Gegen Normalisierung rechter Diskurse

Die feministische Journalistin Margit Stokowski sagte eine Lesung in einer Münchner Buchhandlung ab, weil dort auch Bücher rechter Autoren angeboten werden. Dafür wurde auch von nicht-rechten Kreisen Zensurversuche vorgeworfen. Daher stellte die Journalistin ihre Position noch einmal klar.

Für mich gehört es sehr zentral zum Engagement gegen Rechts, dass man die Positionen von Rechten und Rechtsextremen nicht normalisiert. Mit "normalisieren" meine ich, bestimmte menschenfeindliche Aussagen als etwas hinzustellen, was eben zum vielfältigen Spektrum innerhalb einer Demokratie gehört und was man "aushalten" müsse, auch wenn dabei z.B. gegen Minderheiten gehetzt wird. (…) Man muss diese Texte dann nicht unbedingt kaufen, dafür gibt es Bibliotheken, Archive usw.
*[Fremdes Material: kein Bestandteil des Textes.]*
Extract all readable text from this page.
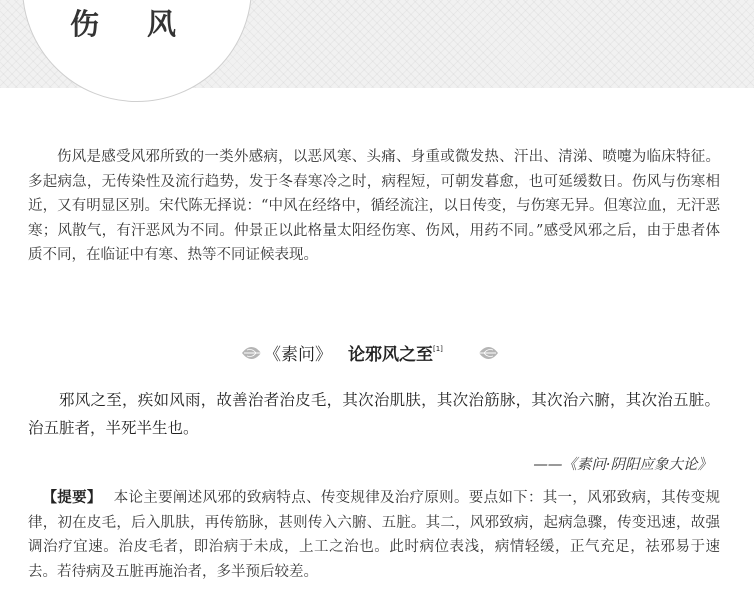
伤风

伤风是感受风邪所致的一类外感病，以恶风寒、头痛、身重或微发热、汗出、清涕、喷嚏为临床特征。多起病急，无传染性及流行趋势，发于冬春寒冷之时，病程短，可朝发暮愈，也可延缓数日。伤风与伤寒相近，又有明显区别。宋代陈无择说：“中风在经络中，循经流注，以日传变，与伤寒无异。但寒泣血，无汗恶寒；风散气，有汗恶风为不同。仲景正以此格量太阳经伤寒、伤风，用药不同。”感受风邪之后，由于患者体质不同，在临证中有寒、热等不同证候表现。

《素问》 论邪风之至[1]

邪风之至，疾如风雨，故善治者治皮毛，其次治肌肤，其次治筋脉，其次治六腑，其次治五脏。治五脏者，半死半生也。

——《素问·阴阳应象大论》

【提要】 本论主要阐述风邪的致病特点、传变规律及治疗原则。要点如下：其一，风邪致病，其传变规律，初在皮毛，后入肌肤，再传筋脉，甚则传入六腑、五脏。其二，风邪致病，起病急骤，传变迅速，故强调治疗宜速。治皮毛者，即治病于未成，上工之治也。此时病位表浅，病情轻缓，正气充足，祛邪易于速去。若待病及五脏再施治者，多半预后较差。
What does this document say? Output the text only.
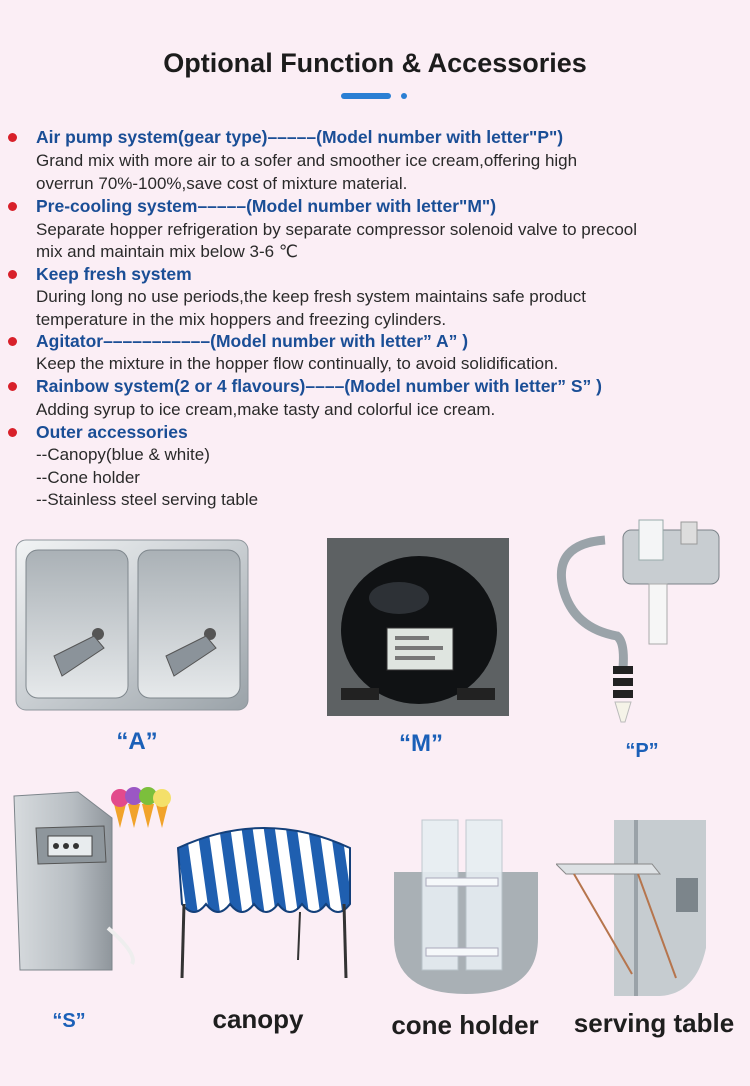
Optional Function & Accessories
Air pump system(gear type)–––––(Model number with letter"P")
Grand mix with more air to a sofer and smoother ice cream,offering high
overrun 70%-100%,save cost of mixture material.
Pre-cooling system–––––(Model number with letter"M")
Separate hopper refrigeration by separate compressor solenoid valve to precool
mix and maintain mix below 3-6 ℃
Keep fresh system
During long no use periods,the keep fresh system maintains safe product
temperature in the mix hoppers and freezing cylinders.
Agitator–––––––––––(Model number with letter” A” )
Keep the mixture in the hopper flow continually, to avoid solidification.
Rainbow system(2 or 4 flavours)––––(Model number with letter” S” )
Adding syrup to ice cream,make tasty and colorful ice cream.
Outer accessories
--Canopy(blue & white)
--Cone holder
--Stainless steel serving table
“A”	“M”	“P”
“S”	canopy	cone holder serving table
Ich sehe nicht, wie man sich gegen Rechts engagiert, wenn man Autoren wie Alexander Gauland oder aus dem Antaios-Verlag durch Buchkäufe Geld zukommen lässt. (…) Ich sehe nicht, wie man als Buchhändler einerseits gegen Rechts sein will und dann gleichzeitig den Erfolg der Rechten in diesem Land unterstützt, indem man ihre Schriften aktiv anbietet und durch Verkäufe fördert.

Margarete Stokowski

Sowohl die Galerie Kleindienst als auch Margarete Stokowski positionieren sich hier individuell gegen rechts. Ihnen Zensur vorzuwerfen ist absurd. Sie haben beide nicht dazu aufgefordert, rechte Künstler oder Autoren auszugrenzen. Sie haben nur klargestellt, dass sie nicht mit solchen Künstlern oder Autoren in Verbindung gebracht werden wollen.

Eine solche Haltung dürfte auch deshalb soviel Wut auslösen, weil sie den vielen, die sich nicht so verhalten, zeigt, um Haltung gegen rechts zu dokumentieren, muss man nicht auf eine Antifa-Demonstration gehen. Manchmal kann eine solche Haltung im Alltag wirkungsvoller sein.
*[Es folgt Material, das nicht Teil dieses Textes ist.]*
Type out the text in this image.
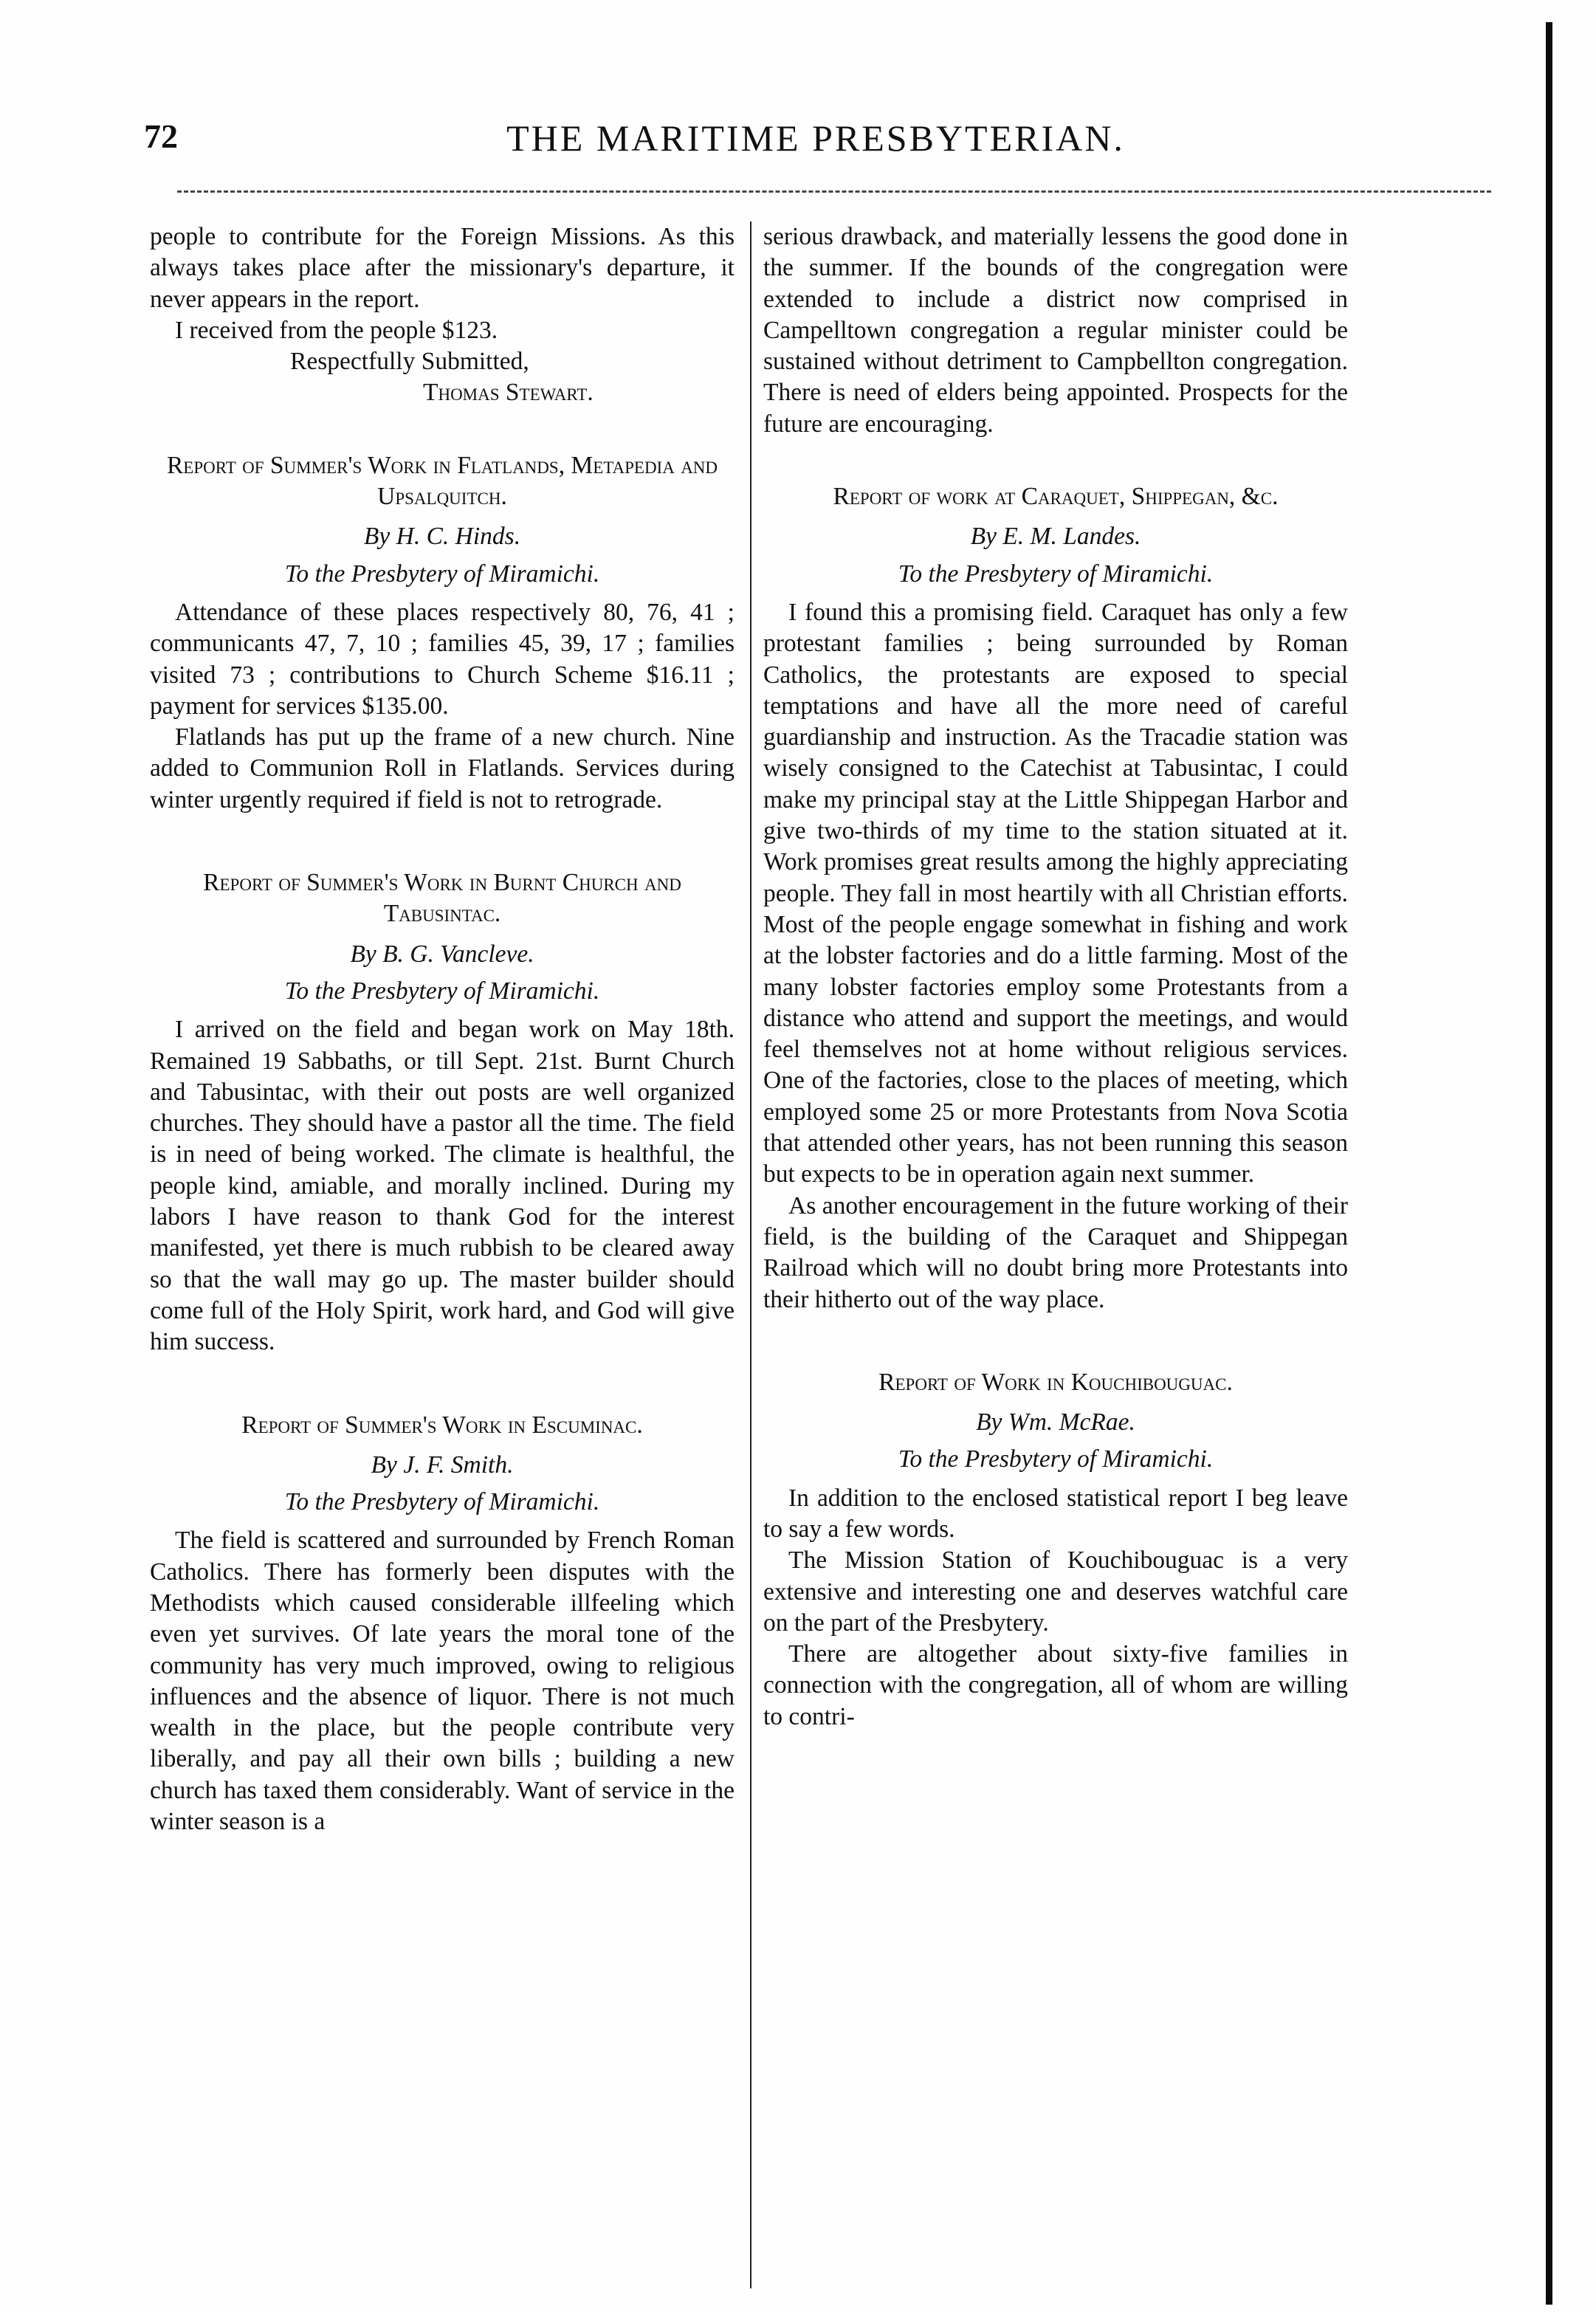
72	THE MARITIME PRESBYTERIAN.

people to contribute for the Foreign Missions. As this always takes place after the missionary's departure, it never appears in the report.

I received from the people $123.

Respectfully Submitted,

Thomas Stewart.

Report of Summer's Work in Flatlands, Metapedia and Upsalquitch.
By H. C. Hinds.
To the Presbytery of Miramichi.

Attendance of these places respectively 80, 76, 41 ; communicants 47, 7, 10 ; families 45, 39, 17 ; families visited 73 ; contributions to Church Scheme $16.11 ; payment for services $135.00.

Flatlands has put up the frame of a new church. Nine added to Communion Roll in Flatlands. Services during winter urgently required if field is not to retrograde.

Report of Summer's Work in Burnt Church and Tabusintac.
By B. G. Vancleve.
To the Presbytery of Miramichi.

I arrived on the field and began work on May 18th. Remained 19 Sabbaths, or till Sept. 21st. Burnt Church and Tabusintac, with their out posts are well organized churches. They should have a pastor all the time. The field is in need of being worked. The climate is healthful, the people kind, amiable, and morally inclined. During my labors I have reason to thank God for the interest manifested, yet there is much rubbish to be cleared away so that the wall may go up. The master builder should come full of the Holy Spirit, work hard, and God will give him success.

Report of Summer's Work in Escuminac.
By J. F. Smith.
To the Presbytery of Miramichi.

The field is scattered and surrounded by French Roman Catholics. There has formerly been disputes with the Methodists which caused considerable illfeeling which even yet survives. Of late years the moral tone of the community has very much improved, owing to religious influences and the absence of liquor. There is not much wealth in the place, but the people contribute very liberally, and pay all their own bills ; building a new church has taxed them considerably. Want of service in the winter season is a

serious drawback, and materially lessens the good done in the summer. If the bounds of the congregation were extended to include a district now comprised in Campelltown congregation a regular minister could be sustained without detriment to Campbellton congregation. There is need of elders being appointed. Prospects for the future are encouraging.

Report of work at Caraquet, Shippegan, &c.
By E. M. Landes.
To the Presbytery of Miramichi.

I found this a promising field. Caraquet has only a few protestant families ; being surrounded by Roman Catholics, the protestants are exposed to special temptations and have all the more need of careful guardianship and instruction. As the Tracadie station was wisely consigned to the Catechist at Tabusintac, I could make my principal stay at the Little Shippegan Harbor and give two-thirds of my time to the station situated at it. Work promises great results among the highly appreciating people. They fall in most heartily with all Christian efforts. Most of the people engage somewhat in fishing and work at the lobster factories and do a little farming. Most of the many lobster factories employ some Protestants from a distance who attend and support the meetings, and would feel themselves not at home without religious services. One of the factories, close to the places of meeting, which employed some 25 or more Protestants from Nova Scotia that attended other years, has not been running this season but expects to be in operation again next summer.

As another encouragement in the future working of their field, is the building of the Caraquet and Shippegan Railroad which will no doubt bring more Protestants into their hitherto out of the way place.

Report of Work in Kouchibouguac.
By Wm. McRae.
To the Presbytery of Miramichi.

In addition to the enclosed statistical report I beg leave to say a few words.

The Mission Station of Kouchibouguac is a very extensive and interesting one and deserves watchful care on the part of the Presbytery.

There are altogether about sixty-five families in connection with the congregation, all of whom are willing to contri-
Soko Chemnitz - oder wie das Zentrum für politische Schönheit eine Aktion aus den USA übernimmt und als die Eigene ausgibt

Damit heben sich Margarete Stokowski und die Galerie Kleindienst auch klar von den jüngsten Kapriolen des Zentrums für politische Schönheit ab, das mit seiner Soko Chemnitz eigentlich nur eine Unterabteilung des Verfassungsschutzes eingerichtet hatte.

Da die Protagonisten des Zentrums für politische Schönheit auch in der Vergangenheit als Fürsprecher des bürgerlichen Staates und der sogenannten Menschenrechtskriege aufgefallen sind, dürfte es sich bei der Soko Chemnitz nicht um eine Satire, sondern um die Hybris von Künstlern handeln, die mal Pause machen sollten.

Selbst die Tatsache, dass zivilgesellschaftliche Gruppen in den USA nach den rechten Aufmärschen von Charlottesville ähnliche Outing-Methoden nutzten und es dabei zu den üblichen Kollateralschäden - der Denunziation von Unbeteiligten - kam, macht daraus kein adäquates Mittel im Kampf gegen rechts.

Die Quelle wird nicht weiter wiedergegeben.